I used to think yoga was just another type of exercise class my gym offered. At least, that was how I got into yoga. And that’s pretty typical, most of us first try yoga at the gym, wanting to broaden out our range of exercises.
Yet in 2018 when I undertook my first yoga teacher training in India, I came to see yoga as a holistic treatment and prevention for all sorts of stress-related conditions, as well as a tool for greater self-awareness and meditation.
7 key differences between yoga and exercise:
1) Origins: Different exercise forms have different origins. Yoga’s origins go back over 5000 years to the Ganges river in India, and predate major world religions!
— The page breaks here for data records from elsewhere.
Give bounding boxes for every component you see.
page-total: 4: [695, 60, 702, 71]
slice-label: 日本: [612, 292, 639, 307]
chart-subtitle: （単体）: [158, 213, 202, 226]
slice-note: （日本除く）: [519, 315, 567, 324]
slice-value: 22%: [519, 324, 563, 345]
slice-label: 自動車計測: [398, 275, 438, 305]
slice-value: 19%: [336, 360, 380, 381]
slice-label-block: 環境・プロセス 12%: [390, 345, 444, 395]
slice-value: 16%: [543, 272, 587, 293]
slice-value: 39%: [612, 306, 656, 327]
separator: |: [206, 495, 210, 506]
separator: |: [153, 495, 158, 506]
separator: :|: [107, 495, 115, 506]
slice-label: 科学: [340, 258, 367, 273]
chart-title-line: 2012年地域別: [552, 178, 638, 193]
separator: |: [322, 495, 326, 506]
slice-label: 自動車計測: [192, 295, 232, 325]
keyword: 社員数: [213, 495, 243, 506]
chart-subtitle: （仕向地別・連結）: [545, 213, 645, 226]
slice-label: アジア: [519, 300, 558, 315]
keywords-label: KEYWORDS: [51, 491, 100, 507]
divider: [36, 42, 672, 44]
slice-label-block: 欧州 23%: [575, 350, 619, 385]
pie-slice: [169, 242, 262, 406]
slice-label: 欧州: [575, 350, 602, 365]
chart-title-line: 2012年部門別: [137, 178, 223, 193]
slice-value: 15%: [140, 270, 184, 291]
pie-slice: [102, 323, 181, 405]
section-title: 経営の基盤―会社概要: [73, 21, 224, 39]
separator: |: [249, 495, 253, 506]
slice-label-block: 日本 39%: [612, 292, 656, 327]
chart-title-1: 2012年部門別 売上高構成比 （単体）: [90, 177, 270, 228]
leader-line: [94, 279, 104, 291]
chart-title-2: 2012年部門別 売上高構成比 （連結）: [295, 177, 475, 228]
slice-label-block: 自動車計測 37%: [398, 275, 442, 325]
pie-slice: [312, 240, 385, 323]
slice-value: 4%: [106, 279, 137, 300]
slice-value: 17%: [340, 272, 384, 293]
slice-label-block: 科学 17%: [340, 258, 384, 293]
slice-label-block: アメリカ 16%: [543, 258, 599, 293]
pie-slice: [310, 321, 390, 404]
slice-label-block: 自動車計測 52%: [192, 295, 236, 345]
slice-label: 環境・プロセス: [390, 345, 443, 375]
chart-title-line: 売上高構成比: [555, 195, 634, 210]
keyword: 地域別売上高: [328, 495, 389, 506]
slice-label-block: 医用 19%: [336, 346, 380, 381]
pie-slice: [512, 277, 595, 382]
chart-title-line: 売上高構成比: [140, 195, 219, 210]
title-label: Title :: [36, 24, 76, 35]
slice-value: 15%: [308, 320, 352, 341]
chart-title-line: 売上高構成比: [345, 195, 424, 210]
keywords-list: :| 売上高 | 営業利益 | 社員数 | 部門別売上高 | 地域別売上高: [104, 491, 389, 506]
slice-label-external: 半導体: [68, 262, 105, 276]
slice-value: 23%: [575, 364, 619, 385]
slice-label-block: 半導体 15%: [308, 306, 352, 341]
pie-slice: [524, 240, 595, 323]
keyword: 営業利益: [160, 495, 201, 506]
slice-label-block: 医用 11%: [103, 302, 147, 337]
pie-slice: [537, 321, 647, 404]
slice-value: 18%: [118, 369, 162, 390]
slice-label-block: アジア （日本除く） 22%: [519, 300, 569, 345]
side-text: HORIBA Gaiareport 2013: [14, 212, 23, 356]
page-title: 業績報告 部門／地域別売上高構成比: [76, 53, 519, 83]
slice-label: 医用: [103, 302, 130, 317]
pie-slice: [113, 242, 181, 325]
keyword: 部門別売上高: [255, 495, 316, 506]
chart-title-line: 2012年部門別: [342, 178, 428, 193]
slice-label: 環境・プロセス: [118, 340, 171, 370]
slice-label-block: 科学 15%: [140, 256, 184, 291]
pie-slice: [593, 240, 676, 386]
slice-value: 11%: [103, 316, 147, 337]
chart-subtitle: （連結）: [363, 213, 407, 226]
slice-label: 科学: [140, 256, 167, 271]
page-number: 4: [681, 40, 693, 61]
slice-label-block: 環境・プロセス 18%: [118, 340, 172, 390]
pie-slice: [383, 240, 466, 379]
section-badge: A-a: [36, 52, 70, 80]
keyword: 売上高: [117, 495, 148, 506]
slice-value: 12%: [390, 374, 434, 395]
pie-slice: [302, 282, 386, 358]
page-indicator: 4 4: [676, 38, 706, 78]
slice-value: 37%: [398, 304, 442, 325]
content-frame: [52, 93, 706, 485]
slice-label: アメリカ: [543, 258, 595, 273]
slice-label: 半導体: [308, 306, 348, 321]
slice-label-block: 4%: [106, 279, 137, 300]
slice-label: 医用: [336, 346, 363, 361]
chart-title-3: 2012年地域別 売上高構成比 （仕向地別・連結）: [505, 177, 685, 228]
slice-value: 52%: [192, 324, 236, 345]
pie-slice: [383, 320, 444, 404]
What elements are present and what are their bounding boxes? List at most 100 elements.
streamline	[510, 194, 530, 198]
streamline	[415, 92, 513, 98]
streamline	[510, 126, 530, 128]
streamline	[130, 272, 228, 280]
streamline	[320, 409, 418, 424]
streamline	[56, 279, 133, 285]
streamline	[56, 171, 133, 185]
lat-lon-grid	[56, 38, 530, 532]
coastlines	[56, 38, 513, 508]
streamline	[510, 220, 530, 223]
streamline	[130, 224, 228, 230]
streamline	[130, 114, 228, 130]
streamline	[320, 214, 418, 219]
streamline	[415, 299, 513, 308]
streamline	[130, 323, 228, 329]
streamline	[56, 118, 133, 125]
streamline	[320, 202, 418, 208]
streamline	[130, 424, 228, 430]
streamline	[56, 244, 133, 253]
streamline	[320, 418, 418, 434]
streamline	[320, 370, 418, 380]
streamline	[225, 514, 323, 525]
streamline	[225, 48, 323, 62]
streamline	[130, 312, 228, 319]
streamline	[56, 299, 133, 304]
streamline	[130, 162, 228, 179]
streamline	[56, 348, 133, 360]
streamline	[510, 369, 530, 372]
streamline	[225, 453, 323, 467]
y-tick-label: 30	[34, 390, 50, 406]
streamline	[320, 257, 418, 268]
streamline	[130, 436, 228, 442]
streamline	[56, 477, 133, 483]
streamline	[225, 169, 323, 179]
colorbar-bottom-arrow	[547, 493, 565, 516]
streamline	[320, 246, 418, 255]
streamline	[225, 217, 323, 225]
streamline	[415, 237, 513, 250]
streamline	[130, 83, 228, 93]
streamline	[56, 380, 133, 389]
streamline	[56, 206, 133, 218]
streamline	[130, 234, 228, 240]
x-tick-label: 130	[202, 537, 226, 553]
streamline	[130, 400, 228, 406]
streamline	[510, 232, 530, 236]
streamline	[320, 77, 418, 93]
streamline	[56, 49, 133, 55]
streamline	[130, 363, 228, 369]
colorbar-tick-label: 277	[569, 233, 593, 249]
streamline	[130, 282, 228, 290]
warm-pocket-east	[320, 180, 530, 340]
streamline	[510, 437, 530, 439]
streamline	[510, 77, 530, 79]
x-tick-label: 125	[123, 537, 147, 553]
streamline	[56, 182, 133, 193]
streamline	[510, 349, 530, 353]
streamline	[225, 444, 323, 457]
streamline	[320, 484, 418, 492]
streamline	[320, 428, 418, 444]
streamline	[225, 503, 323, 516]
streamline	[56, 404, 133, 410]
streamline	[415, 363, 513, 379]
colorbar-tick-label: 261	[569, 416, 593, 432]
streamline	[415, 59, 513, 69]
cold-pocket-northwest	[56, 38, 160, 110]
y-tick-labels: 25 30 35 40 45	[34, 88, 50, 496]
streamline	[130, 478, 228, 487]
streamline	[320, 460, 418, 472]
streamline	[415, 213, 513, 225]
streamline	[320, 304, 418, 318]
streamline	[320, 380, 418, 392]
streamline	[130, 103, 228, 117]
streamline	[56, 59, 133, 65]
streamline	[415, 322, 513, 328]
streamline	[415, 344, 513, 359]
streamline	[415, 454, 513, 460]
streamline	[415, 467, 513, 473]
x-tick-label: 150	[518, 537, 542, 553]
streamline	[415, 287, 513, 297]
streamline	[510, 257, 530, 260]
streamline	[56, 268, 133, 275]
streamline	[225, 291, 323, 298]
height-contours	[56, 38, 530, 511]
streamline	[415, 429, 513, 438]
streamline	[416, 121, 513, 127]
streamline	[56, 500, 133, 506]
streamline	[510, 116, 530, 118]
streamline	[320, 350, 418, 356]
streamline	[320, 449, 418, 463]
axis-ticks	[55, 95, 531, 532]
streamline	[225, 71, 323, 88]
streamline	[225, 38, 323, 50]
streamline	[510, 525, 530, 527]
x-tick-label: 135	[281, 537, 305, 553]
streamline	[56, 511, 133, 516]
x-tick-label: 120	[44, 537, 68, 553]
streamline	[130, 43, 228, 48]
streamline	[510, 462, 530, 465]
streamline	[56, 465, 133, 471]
Patanjali wrote the yoga sutras in the 1st-2nd century AD, which documented Ashtanga Yoga, or the 8 Limbs of Yoga.
2) Practices: Exercise is mainly focussed on working out the physical body, whereas asana, or physical postures are simply 1 part of Patanjali’s 8 Limbs of Yoga, which lay out the 8 key practices or steps by which a person attains enlightenment, or perfect bliss. These include: personal and social values, asana, breathing exercises, sense control, concentration, meditation, and complete union with the divine.
3) Mindfulness: Exercise (not all) can tend to ignore the rhythms of the breath and the patterns of the mind in pursuit of physical training. Yoga instead works towards unifying the body, mind and soul through greater mindfulness of both the body (asana) and the breath (pranayama). In Hatha yoga, space is given between postures for self-observation which allows for greater inner awareness.
4) Strength vs flexibility: Exercise tends towards increasing muscle strength, and the stretching afterwards is optional (which a lot skip and then get really tight!) Yoga on the other hand emphasises increasing flexibility while at the same time toning muscle, which leaves the body in a balanced, healthy state.
5) Therapeutic purposes: Where sometimes exercise is available only to healthy people, there are some yoga asana that are specially suited to remove sickness and disease or reduce anxiety, and therefore provide a more accessible entry point to all, regardless of age or fitness level.
6) Heart rate and respiration: During regular exercise respiration becomes short and fast, but during yoga (depending on the type) it tends to become longer and deeper, increasing our oxygen consumption and lowering our blood pressure and heart rate. And they say, the slower the breath, the longer you live!
7) Stress hormones: During long periods of exercise cortisol is produced, which is a hormone responsible for our long-term stress response. However as our breath is deepened during a yoga practice, the vagus nerve is stimulated which ceases production of cortisol and puts the body into a relaxed, (parasympathetic) rest and digest state.
I’m not saying that exercise is bad, and yoga is good. It’s all good! What I love about yoga is that the practises increase my self-awareness and compassion, so that each day I follow what my body wants to do. Sometimes it wants to run or do handstands. Sometimes it wants to just roll around on myofascial roller balls. And usually it feels like doing some yoga asana.
I’d just encourage you to follow the innate wisdom of your body.